The U.K. government has invested £10 million to create the Policy and Evidence Centre for Modern Slavery and Human Rights.
The new research center, funded by UK Research and Innovation (UKRI) Strategic Priorities Fund and led by UKRI’s Arts and Humanities Research Council, will bring together academics, businesses and charities to drive forward new studies, share knowledge, and improve collaboration both at home and overseas, to stamp out modern slavery and human trafficking by 2030.
Approximately 40 million men, women and children are trapped in modern slavery.
The center will seek out solutions by mobilizing world-class research from the arts, humanities, social sciences and beyond. The center will provide new independent, impartial insight and analysis into the causes and consequences of modern slavery – speaking to questions of prevention, enforcement, supply chains, victims’ recovery and survivor needs.
Outgoing Prime Minister Theresa May has long been an advocate for change in the fight against human trafficking and modern slavery.
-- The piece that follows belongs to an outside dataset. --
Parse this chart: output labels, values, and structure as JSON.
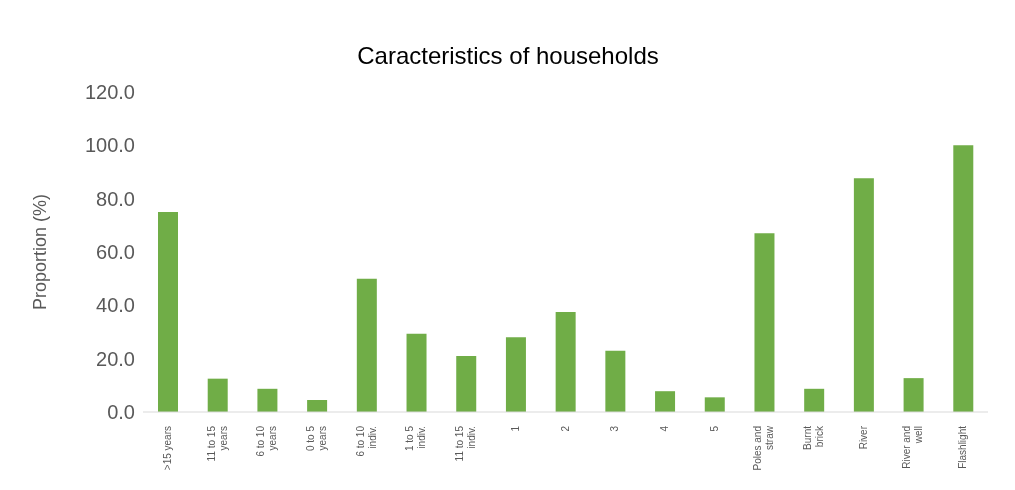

She commissioned an Independent Review of the Modern Slavery Act to ensure British laws keep pace with the rapidly evolving nature of such crimes.
Following the Independent Review of the Modern Slavery Act, the U.K. Home Office will now consult on proposals to enhance transparency and drive compliance with the legislation, which requires businesses to publish a statement setting out what they are doing to tackle modern slavery and forced labor in their supply chains here in the UK and overseas. The consultation also seeks views on proposals to expand the law to cover the public sector and its vast purchasing power.
As part of this work the Home Office has written directly to 17,000 organizations in scope of the legislation, and it is estimated that, to date, 60% of in-scope organizations have published a statement. Those that do not comply risk being publicly named following an audit of companies and the new consultation will consider further enforcement of the act, including the possibility of a new civil penalty scheme.
The £10 million funding announcement follows the U.K.’s largest modern slavery prosecution, which saw traffickers jailed for between four-and-a-half years and 11 years.